# Performance

## Instantaneous Spectral Analysis (ISA)

Astrapi has introduced a ground-breaking technique for constructing and analyzing signals using sinusoids with continuously-varying amplitude. Instantaneous Spectral Analysis (ISA) is a sharp break from the existing practice of representing signals as sinusoids which have constant amplitude over some period of time. With ISA, it is possible to construct signals using only sinusoids in a limited frequency range that can convey many times more independent amplitude values (and therefore information) than is possible with standard signal modulation.  ## Data Transmission Using Polynomials

Any signal can be described as a polynomial, which provides a smooth curve through some set of transmitted amplitude values. ISA is an entirely new technique that can construct any polynomial using a limited number of sinusoids all having tightly-bounded frequencies.

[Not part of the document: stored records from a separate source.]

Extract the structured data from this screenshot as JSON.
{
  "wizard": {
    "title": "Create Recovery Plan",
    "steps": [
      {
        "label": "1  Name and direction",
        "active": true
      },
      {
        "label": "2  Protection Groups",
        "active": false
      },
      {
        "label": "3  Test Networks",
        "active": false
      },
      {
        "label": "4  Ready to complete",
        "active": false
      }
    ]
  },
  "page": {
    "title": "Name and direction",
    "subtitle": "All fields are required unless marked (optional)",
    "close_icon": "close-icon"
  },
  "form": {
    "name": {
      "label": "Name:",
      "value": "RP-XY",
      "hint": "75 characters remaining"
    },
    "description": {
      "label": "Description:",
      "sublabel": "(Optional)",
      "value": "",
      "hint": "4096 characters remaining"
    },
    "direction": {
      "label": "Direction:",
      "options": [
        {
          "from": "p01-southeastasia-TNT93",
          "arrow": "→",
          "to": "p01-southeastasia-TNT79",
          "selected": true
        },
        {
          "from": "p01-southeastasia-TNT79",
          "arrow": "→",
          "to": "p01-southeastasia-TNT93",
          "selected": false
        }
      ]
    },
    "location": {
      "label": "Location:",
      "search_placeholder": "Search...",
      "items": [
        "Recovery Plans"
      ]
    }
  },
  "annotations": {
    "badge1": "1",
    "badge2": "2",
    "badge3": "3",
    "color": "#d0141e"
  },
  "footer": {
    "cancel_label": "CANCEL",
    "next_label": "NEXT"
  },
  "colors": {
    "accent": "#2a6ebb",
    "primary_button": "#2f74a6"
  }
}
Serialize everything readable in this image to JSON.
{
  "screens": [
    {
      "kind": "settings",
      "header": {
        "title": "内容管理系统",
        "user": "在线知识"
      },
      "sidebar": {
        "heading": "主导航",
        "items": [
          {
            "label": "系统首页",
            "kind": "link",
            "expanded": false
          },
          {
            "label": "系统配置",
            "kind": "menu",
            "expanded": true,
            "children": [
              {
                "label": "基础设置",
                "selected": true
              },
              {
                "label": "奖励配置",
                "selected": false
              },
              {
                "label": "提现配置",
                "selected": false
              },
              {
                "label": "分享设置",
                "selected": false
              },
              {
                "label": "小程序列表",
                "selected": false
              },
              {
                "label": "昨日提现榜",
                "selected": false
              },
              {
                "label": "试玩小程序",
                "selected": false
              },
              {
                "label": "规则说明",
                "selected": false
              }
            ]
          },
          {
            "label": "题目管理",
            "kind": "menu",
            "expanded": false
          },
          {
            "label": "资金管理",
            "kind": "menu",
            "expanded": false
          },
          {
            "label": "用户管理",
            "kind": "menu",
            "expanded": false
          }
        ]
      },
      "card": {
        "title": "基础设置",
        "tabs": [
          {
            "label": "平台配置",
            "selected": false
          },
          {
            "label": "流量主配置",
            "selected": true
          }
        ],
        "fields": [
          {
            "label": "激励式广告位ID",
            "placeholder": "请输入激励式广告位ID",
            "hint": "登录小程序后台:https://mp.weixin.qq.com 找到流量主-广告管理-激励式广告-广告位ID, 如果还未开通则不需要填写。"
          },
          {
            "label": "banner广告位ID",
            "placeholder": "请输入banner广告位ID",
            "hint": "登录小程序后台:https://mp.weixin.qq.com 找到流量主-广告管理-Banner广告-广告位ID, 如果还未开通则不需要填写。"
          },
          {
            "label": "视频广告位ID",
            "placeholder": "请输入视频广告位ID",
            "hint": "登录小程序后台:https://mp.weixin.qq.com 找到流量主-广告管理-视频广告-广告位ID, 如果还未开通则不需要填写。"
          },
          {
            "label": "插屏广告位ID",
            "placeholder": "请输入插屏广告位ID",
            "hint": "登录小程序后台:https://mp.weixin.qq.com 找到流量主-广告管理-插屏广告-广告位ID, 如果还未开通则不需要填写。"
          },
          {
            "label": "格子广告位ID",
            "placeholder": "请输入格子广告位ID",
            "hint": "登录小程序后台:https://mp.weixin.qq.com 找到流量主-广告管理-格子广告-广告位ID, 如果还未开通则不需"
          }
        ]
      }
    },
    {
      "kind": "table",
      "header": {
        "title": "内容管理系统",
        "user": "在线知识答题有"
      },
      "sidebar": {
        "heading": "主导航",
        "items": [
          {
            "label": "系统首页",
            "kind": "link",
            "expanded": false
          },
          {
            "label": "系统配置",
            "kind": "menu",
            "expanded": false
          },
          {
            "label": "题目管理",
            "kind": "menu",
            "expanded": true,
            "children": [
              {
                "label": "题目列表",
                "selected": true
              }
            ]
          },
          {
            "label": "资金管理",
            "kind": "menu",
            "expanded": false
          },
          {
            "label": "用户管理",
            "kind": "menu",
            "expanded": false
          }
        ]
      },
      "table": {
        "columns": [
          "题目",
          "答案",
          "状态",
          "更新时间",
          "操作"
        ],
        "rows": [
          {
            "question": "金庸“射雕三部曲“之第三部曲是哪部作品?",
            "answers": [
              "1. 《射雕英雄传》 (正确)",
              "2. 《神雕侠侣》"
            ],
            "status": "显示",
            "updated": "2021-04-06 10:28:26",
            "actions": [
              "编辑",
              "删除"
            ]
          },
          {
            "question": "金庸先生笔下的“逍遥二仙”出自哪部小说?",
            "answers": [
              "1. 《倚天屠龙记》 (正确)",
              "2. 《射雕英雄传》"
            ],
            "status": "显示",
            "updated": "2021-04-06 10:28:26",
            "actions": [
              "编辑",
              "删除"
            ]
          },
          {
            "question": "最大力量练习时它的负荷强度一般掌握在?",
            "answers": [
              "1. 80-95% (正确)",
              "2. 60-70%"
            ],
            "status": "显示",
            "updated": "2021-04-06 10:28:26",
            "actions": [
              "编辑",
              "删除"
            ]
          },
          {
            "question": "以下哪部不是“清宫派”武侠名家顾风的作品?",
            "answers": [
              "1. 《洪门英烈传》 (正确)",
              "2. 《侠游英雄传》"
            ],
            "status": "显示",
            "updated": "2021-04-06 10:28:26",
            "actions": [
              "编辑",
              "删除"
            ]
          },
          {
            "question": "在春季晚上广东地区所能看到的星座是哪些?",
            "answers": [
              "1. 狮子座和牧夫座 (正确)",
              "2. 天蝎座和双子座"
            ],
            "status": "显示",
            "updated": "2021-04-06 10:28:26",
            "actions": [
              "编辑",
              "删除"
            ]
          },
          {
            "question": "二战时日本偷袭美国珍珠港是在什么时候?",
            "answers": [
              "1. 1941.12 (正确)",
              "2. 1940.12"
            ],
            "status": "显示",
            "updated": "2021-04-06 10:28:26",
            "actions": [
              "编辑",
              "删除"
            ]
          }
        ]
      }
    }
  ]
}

Using ISA, any signal transmitted in time “T” can be constructed using only sinusoids with smoothly time-varying amplitudes and frequencies of 1/T or less. Figure 1, generated from Astrapi’s ISA Toolkit, shows an example of a random 15th degree polynomial with a transmission time of 1 µs that is constructed entirely from frequencies of 1 MHz or less. The right panel displays the instantaneous amplitude values for the 9 sinusoids used to construct the polynomial at time t=0.3. The ISA construction of the polynomial agrees with direct evaluation of the polynomial, generated from its coefficients, to much less than 1% error across the entire evaluation interval.

## Relationship to the Sampling Theorem

In the Figure 1 example, a random polynomial of degree 15 specifies 16 independent amplitude values. For transmission time T = 1 µs and bandwidth B = 1 MHz, the number of transmitted amplitude values is 16×B×T. According to the sampling theorem, the maximum number of amplitude levels that could be reconstructed without aliasing is 2×B×T, so the ISA construction shown above exceeds the generally accepted data throughput limit by a factor of 8.